About Tobias Schwarz

German, turned 30 a while ago, balding slowly, hopefully with grace. A carnival junkie, who, after studies in business and politics in Mannheim, Paris, and London, is currently living in his hometown of Mainz, Germany, again. Became New Labourite during a research job at the House of Commons, but difficult to place in German party-political terms. Liberal in the true sense of the term.

His political writing is mostly on A Fistful of Euros and on facebook these days. Occasional Twitter user and songwriter. His personal blog is almost a diary. Even more links at about.me.

9 thoughts on “Die Wacht am Rhein.

  1. Dead right, Tobias. For all those who criticise the EU mercilessly, they should remember the significant achievement that the mere existance of the EU represents.

    As for your comments about the Americans, I think the more transatlantic travel there is – from both sides of the ocean – the barriers and misunderstandings will begin to disappear.

  2. As I said I’m not sure about it. Certainly, earlier times probably had a more relaxed definition of “peace” than we have today, given the nature of their polities, and general circumstances of life.

    So, assuming this, and abstracting from the occasional anti-Jewish pogrom next door, I thought that the Franco-German stretch of the Rhine area (say up to Cologne), in the center of the Carolingian realm, including important medieval cultural centers like Worms, Speyer and Mainz, was enjoying rather peaceful periods in the medieval that might or might not have exceeded 60 years, until the Franco-German national dualism became a dominant cleavage that made the area a hotspot for centuries.

    But I am certainly no one who would ever claim to possess any detailed knowledge of medieval history, let alone the ability to classify the nature of violence or peace in those times.

  3. OT
    Just wondering if not one of the great minds in the fistful could have a small meditation on how a common immigration policy might work out? (You didn?t miss that veto was recently abandoned on this question thus laying the ground for a common policy, now did you?)

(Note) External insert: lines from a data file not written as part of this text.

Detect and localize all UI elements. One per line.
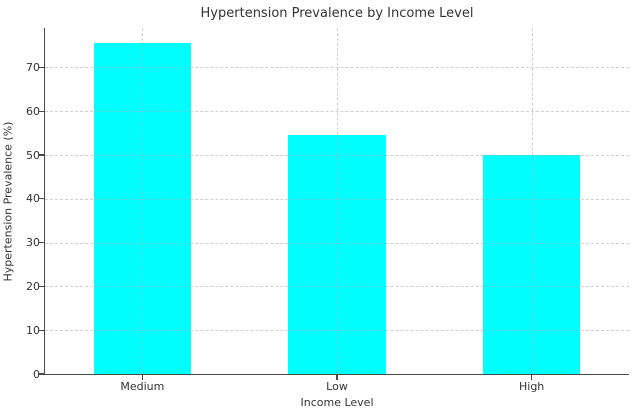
plot-area [39, 28, 629, 380]
y-tick-mark [39, 241, 44, 244]
y-tick-mark [39, 198, 44, 200]
y-tick-mark [39, 154, 44, 156]
y-tick-label: 70 [26, 60, 40, 74]
vertical-gridline [337, 28, 338, 374]
y-tick-label: 30 [26, 236, 40, 250]
y-axis-label: Hypertension Prevalence (%) [1, 121, 15, 282]
vertical-gridline [531, 28, 533, 374]
x-tick-label-high: High [519, 380, 545, 393]
x-axis-spine [44, 373, 629, 375]
vertical-gridline [142, 28, 144, 374]
x-tick-label-low: Low [326, 380, 348, 393]
x-tick-mark [336, 375, 338, 380]
chart-title: Hypertension Prevalence by Income Level [200, 6, 474, 21]
y-tick-label: 60 [26, 104, 40, 118]
y-tick-mark [39, 66, 44, 69]
y-axis-spine [44, 28, 46, 374]
y-tick-mark [39, 329, 44, 331]
bar-low [288, 135, 386, 374]
y-tick-label: 20 [26, 279, 40, 293]
x-tick-label-medium: Medium [120, 380, 165, 393]
y-tick-mark [39, 373, 44, 375]
x-tick-mark [141, 375, 143, 380]
y-tick-label: 50 [26, 148, 40, 162]
x-tick-mark [531, 375, 533, 380]
y-tick-mark [39, 285, 44, 288]
bar-medium [93, 43, 191, 374]
y-tick-label: 10 [26, 323, 40, 337]
x-axis-label: Income Level [300, 396, 374, 409]
y-tick-label: 0 [33, 367, 40, 381]
y-tick-label: 40 [26, 192, 40, 206]
y-tick-mark [39, 110, 44, 112]
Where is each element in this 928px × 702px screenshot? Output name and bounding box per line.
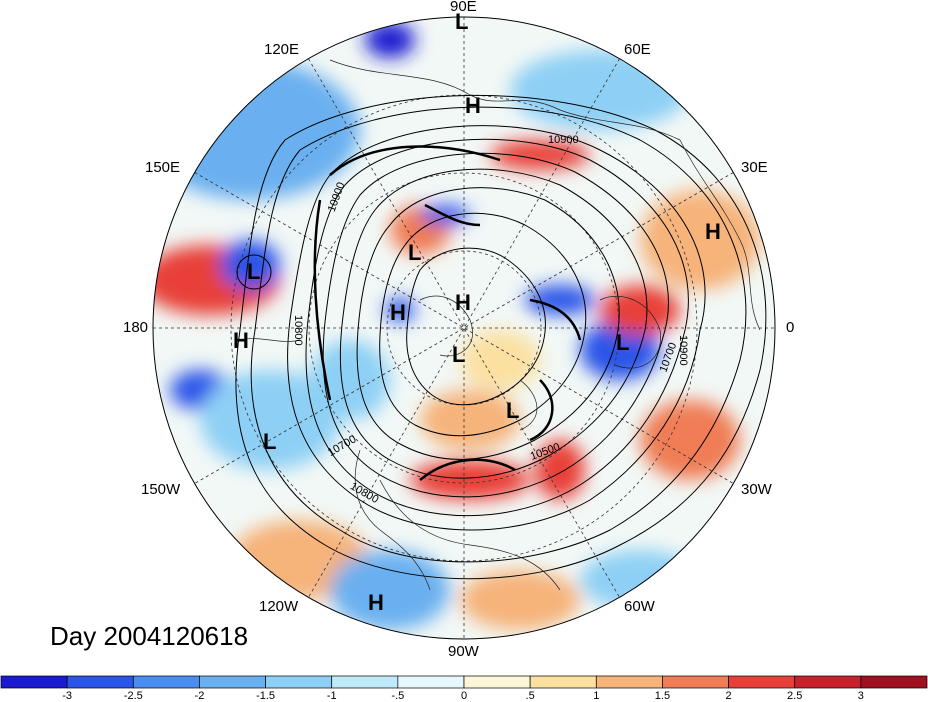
colorbar-swatch: [199, 675, 266, 689]
colorbar-tick: 3: [857, 690, 864, 702]
date-label: Day 2004120618: [50, 621, 249, 651]
contour-label: 10900: [677, 335, 689, 366]
colorbar-tick: -1: [326, 690, 337, 702]
colorbar-tick: -.5: [391, 690, 405, 702]
low-marker: L: [263, 429, 276, 454]
colorbar-tick: -1.5: [256, 690, 276, 702]
colorbar-swatch: [595, 675, 663, 689]
lon-label-30e: 30E: [741, 159, 768, 176]
map-border: [152, 16, 776, 640]
lon-label-150e: 150E: [145, 159, 181, 176]
lon-label-120e: 120E: [264, 41, 300, 58]
colorbar-swatch: [728, 675, 796, 689]
height-contours: [235, 94, 767, 580]
lon-label-top: 90E: [450, 0, 477, 15]
colorbar-tick: 2: [725, 690, 732, 702]
lon-label-bottom: 90W: [448, 643, 479, 660]
low-marker: L: [616, 330, 629, 355]
lon-label-30w: 30W: [741, 481, 772, 498]
colorbar-tick: -3: [62, 690, 73, 702]
colorbar-tick: 1: [593, 690, 600, 702]
colorbar-swatch: [529, 675, 597, 689]
colorbar-tick: 0: [460, 690, 468, 702]
colorbar-swatch: [860, 675, 928, 689]
colorbar-swatch: [265, 675, 333, 689]
low-marker: L: [452, 342, 465, 367]
high-marker: H: [368, 590, 384, 615]
high-marker: H: [705, 219, 721, 244]
colorbar-swatch: [0, 675, 68, 689]
lon-label-120w: 120W: [259, 598, 299, 615]
colorbar-swatch: [794, 675, 862, 689]
lon-label-left: 180: [123, 319, 149, 336]
high-marker: H: [233, 328, 249, 353]
thick-contours: [313, 145, 582, 481]
colorbar-tick: .5: [525, 690, 535, 702]
high-marker: H: [465, 93, 481, 118]
colorbar-swatch: [331, 675, 399, 689]
low-marker: L: [247, 259, 260, 284]
low-marker: L: [408, 240, 421, 265]
high-marker: H: [455, 290, 471, 315]
colorbar-swatch: [463, 675, 531, 689]
colorbar-swatch: [397, 675, 465, 689]
high-marker: H: [390, 300, 406, 325]
colorbar-tick: -2.5: [123, 690, 143, 702]
colorbar: [0, 675, 928, 689]
colorbar-tick: 2.5: [787, 690, 803, 702]
colorbar-swatch: [66, 675, 134, 689]
colorbar-tick: 1.5: [654, 690, 671, 702]
colorbar-swatch: [662, 675, 729, 689]
low-circle-marker: [236, 254, 272, 290]
colorbar-swatch: [132, 675, 200, 689]
colorbar-tick: -2: [194, 690, 205, 702]
low-marker: L: [455, 9, 468, 34]
lon-label-150w: 150W: [141, 481, 181, 498]
lon-label-60e: 60E: [624, 41, 651, 58]
coastlines: [239, 59, 761, 591]
contour-label: 10800: [292, 315, 304, 346]
graticule: [153, 17, 775, 639]
contour-label: 10900: [548, 134, 579, 146]
lon-label-60w: 60W: [624, 598, 655, 615]
pressure-center-labels: H H H H H H L L L L L L L: [233, 9, 721, 615]
low-marker: L: [506, 398, 519, 423]
lon-label-right: 0: [786, 319, 795, 336]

    Easier or harder to enter the EU in the future? Relaxing the policy and blaiming Brussels while saving the demography or tightening for fear of foreigners (and fear of losing seats to the rightwing parties)?

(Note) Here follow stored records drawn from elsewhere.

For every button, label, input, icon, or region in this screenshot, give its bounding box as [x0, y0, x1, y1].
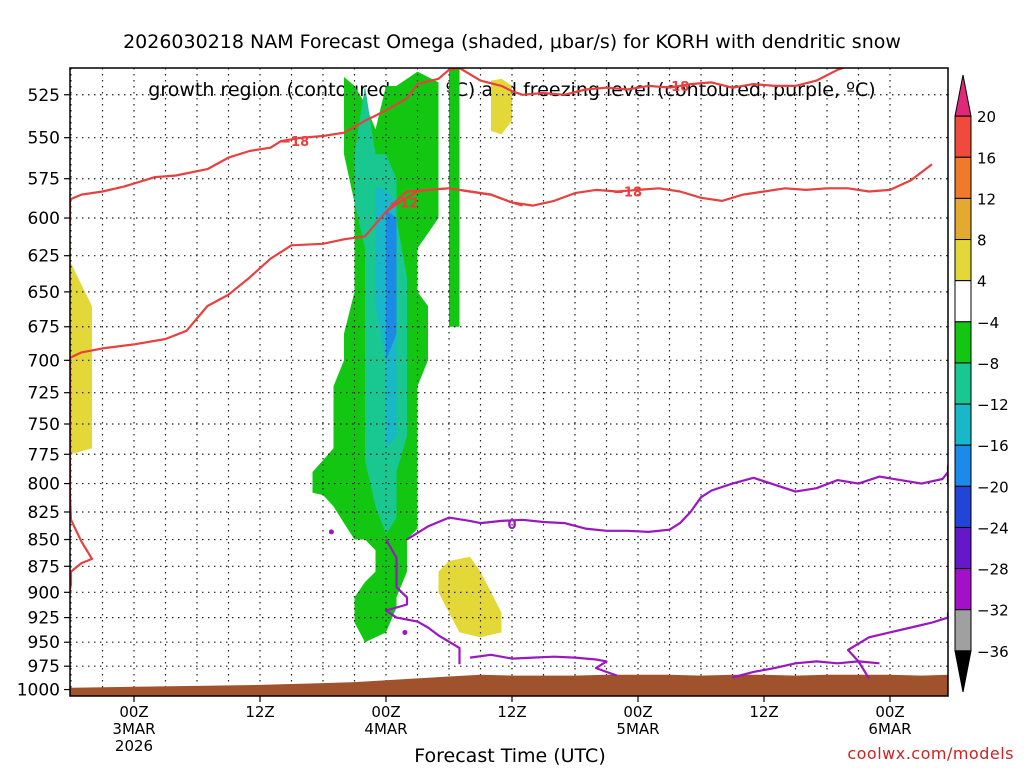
colorbar-label-10: −24 [977, 519, 1009, 537]
x-tick-label-6-0: 00Z [119, 703, 148, 721]
contour-freezing-level-east [846, 612, 948, 679]
colorbar-segment-5 [954, 280, 972, 323]
y-tick-label-875: 875 [28, 557, 60, 577]
y-tick-label-850: 850 [28, 531, 60, 551]
y-tick-label-550: 550 [28, 129, 60, 149]
label-minus18-right: −18 [660, 80, 689, 95]
colorbar-label-5: −4 [977, 314, 999, 332]
colorbar-segment-8 [954, 403, 972, 446]
y-tick-label-950: 950 [28, 633, 60, 653]
x-tick-label-30-0: 00Z [371, 703, 400, 721]
x-tick-label-54-1: 5MAR [616, 720, 659, 738]
ground [70, 674, 948, 696]
x-tick-label-78-0: 00Z [875, 703, 904, 721]
omega-minus16 [386, 210, 397, 361]
x-tick-label-66-0: 12Z [749, 703, 778, 721]
colorbar-segment-14 [954, 650, 972, 693]
colorbar-label-6: −8 [977, 355, 999, 373]
y-tick-label-900: 900 [28, 583, 60, 603]
colorbar-segment-9 [954, 444, 972, 487]
contour-freezing-level-right [732, 660, 880, 679]
credit-text: coolwx.com/models [847, 744, 1014, 763]
y-tick-label-800: 800 [28, 475, 60, 495]
contour-dgz-minus-18-low [70, 163, 933, 595]
y-tick-label-600: 600 [28, 209, 60, 229]
colorbar-segment-11 [954, 526, 972, 570]
x-tick-label-18-0: 12Z [245, 703, 274, 721]
x-tick-label-78-1: 6MAR [868, 720, 911, 738]
colorbar-label-4: 4 [977, 273, 987, 291]
x-tick-label-54-0: 00Z [623, 703, 652, 721]
x-tick-label-42-0: 12Z [497, 703, 526, 721]
colorbar-segment-12 [954, 568, 972, 611]
colorbar-segment-2 [954, 156, 972, 199]
freezing-dot-2 [402, 629, 408, 635]
y-tick-label-975: 975 [28, 657, 60, 677]
colorbar-label-0: 20 [977, 108, 996, 126]
omega-plus4-upper [491, 78, 512, 135]
contour-dgz-minus-18 [70, 68, 847, 223]
omega-plus4-lower [438, 556, 502, 638]
plot-frame [69, 67, 949, 697]
colorbar-label-11: −28 [977, 561, 1009, 579]
y-tick-label-725: 725 [28, 384, 60, 404]
label-minus18-left: −18 [280, 135, 309, 150]
x-tick-label-30-1: 4MAR [364, 720, 407, 738]
colorbar-label-3: 8 [977, 232, 987, 250]
y-tick-label-625: 625 [28, 247, 60, 267]
omega-minus4-right [449, 68, 460, 327]
colorbar-segment-6 [954, 321, 972, 364]
colorbar-segment-10 [954, 485, 972, 528]
x-tick-label-6-2: 2026 [115, 737, 153, 755]
colorbar-segment-3 [954, 197, 972, 241]
label-minus12-left: −12 [389, 197, 418, 212]
y-tick-label-650: 650 [28, 283, 60, 303]
label-zero-left: 0 [507, 518, 516, 533]
colorbar-segment-13 [954, 609, 972, 652]
y-tick-label-700: 700 [28, 351, 60, 371]
y-tick-label-1000: 1000 [17, 681, 60, 701]
colorbar-label-1: 16 [977, 149, 996, 167]
y-tick-label-750: 750 [28, 415, 60, 435]
y-tick-label-675: 675 [28, 318, 60, 338]
y-tick-label-925: 925 [28, 609, 60, 629]
chart-title-line1: 2026030218 NAM Forecast Omega (shaded, μ… [123, 31, 901, 53]
y-tick-label-825: 825 [28, 503, 60, 523]
x-tick-label-6-1: 3MAR [112, 720, 155, 738]
y-tick-label-525: 525 [28, 86, 60, 106]
colorbar-segment-4 [954, 239, 972, 282]
colorbar-label-12: −32 [977, 602, 1009, 620]
contour-freezing-level-surface [469, 653, 618, 677]
omega-plus4-west [70, 68, 92, 484]
colorbar-segment-0 [954, 74, 972, 117]
y-tick-label-575: 575 [28, 170, 60, 190]
contour-dgz-minus-12 [385, 187, 523, 213]
plot-area: −18 −18 −12 −18 0 [70, 68, 948, 696]
contour-freezing-level-lower [384, 538, 461, 665]
x-axis-title: Forecast Time (UTC) [414, 745, 606, 767]
label-minus12-right: −18 [613, 185, 642, 200]
contour-freezing-level-upper [406, 465, 948, 541]
colorbar-label-13: −36 [977, 643, 1009, 661]
colorbar-label-9: −20 [977, 478, 1009, 496]
y-tick-label-775: 775 [28, 445, 60, 465]
colorbar-segment-1 [954, 115, 972, 158]
colorbar-label-2: 12 [977, 190, 996, 208]
colorbar-segment-7 [954, 362, 972, 405]
colorbar-label-7: −12 [977, 396, 1009, 414]
colorbar-label-8: −16 [977, 437, 1009, 455]
freezing-dot-1 [328, 529, 334, 535]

  4. I think Brad is overestimating hugely the number of barbarian incursions in the first couple of centuries AD. As far as I know, no armies headed in either direction for a long time after the teutoberger wald disaster.

  5. How many wars were fought in the Rhine area between 900-1500, ewhen the whle area belonged to Germany? It doesn’t seem inconceivable there were a 60 year peace period, esp. in the early part of the period.

  6. “A Distant Mirror” is an excellent history book, by Barbara Tuchman, which traces the life and times of one Sieur de Coucy, a French nobleman in the 1300’s whose bloodline eventually died out. At one point we know that de Coucy gathered an army and fought a war against a nobleman somewhere in the upper Rhine, near Switzerland. No one knows what the issues were, but Tuchman speculates it was something to do with some minor inheritance rights.

    I’d imagine that the period between 900-1500 was rife with such small squabbles. Tuchman makes the point that in the long run it was always the peasants who suffered the most, as each passing army wound up having to forage the countryside to sustain itself.

    The book makes a good case for seeing the Middle Ages as a period of constant human misery. Luckily she tells the story in a way that makes for fascinating reading (the book was on The New York Times bestseller list for awhile).